Again with the Angry Internet Mob . . .


Fury, the old saying goes, is a woman scorned.

Fury, then, is Victoria Liss.

Liss, a bartender in Seattle, launched into full-bore linear hate mode on the Internet after a man stiffed her by leaving no tip except for the “you could stand to loose (sic) a few pounds” scrawled on the bottom of his sales receipt. She ranted, found the offender on Facebook, then poured out even more rage as news of the stiffening spread and blogs and other media outlets picked up on the story.

But she outed the wrong guy – instead unloading an Internet’s-worth of hate on some poor guys in Texas who had no idea anything untoward was happening until he wandered over to Facebook.

The worst part of the story is that Liss and those who hopped on the bandwagon with her likely haven’t learned a thing from the episode. They’ll eventually find the correct individual and unload an Internet’s worth of hate and rage on him, without realizing that this kind of vigilantism is just as objectionable as the scrawled note that started it all.

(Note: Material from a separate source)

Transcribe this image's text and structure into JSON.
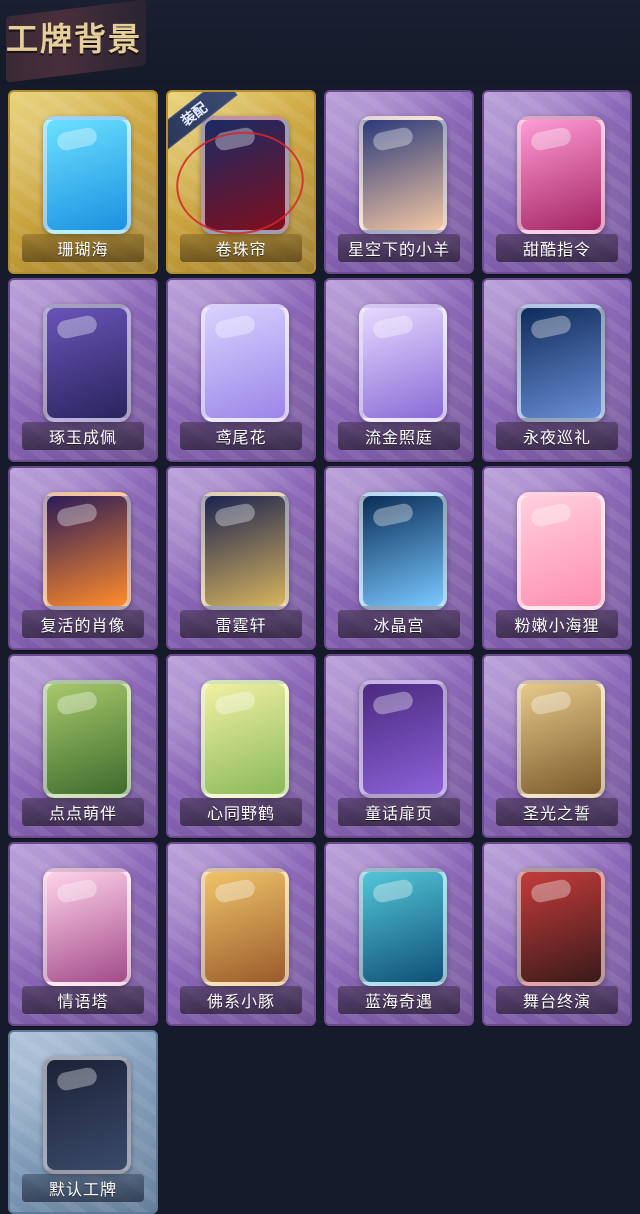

I’m not saying that she was wrong to get upset. We all get upset, and this episode is certainly something worth getting upset about – what the man did was rude. But to fully unload the Internet on the first guy you find who has the offender’s name without really checking that it was the right guy was dumb. To even try to hunt the guy down in the first place was even dumber.

Yeah, we can rant and rave. But it’s appealing to the better part of human nature to get over the rant and chalk it up as just one of those things that life does to you, then move on. Liss, apparently, couldn’t do that – and once she fed the Internet Mob, there was no turning it off. Where cooler heads could have prevailed, a mob mentality took over, sweeping in people who really had no business getting involved except for some vague ideal of crowdsourcing justice over an event so insignificant it would have been better ranting over it in private, then leaving it at that.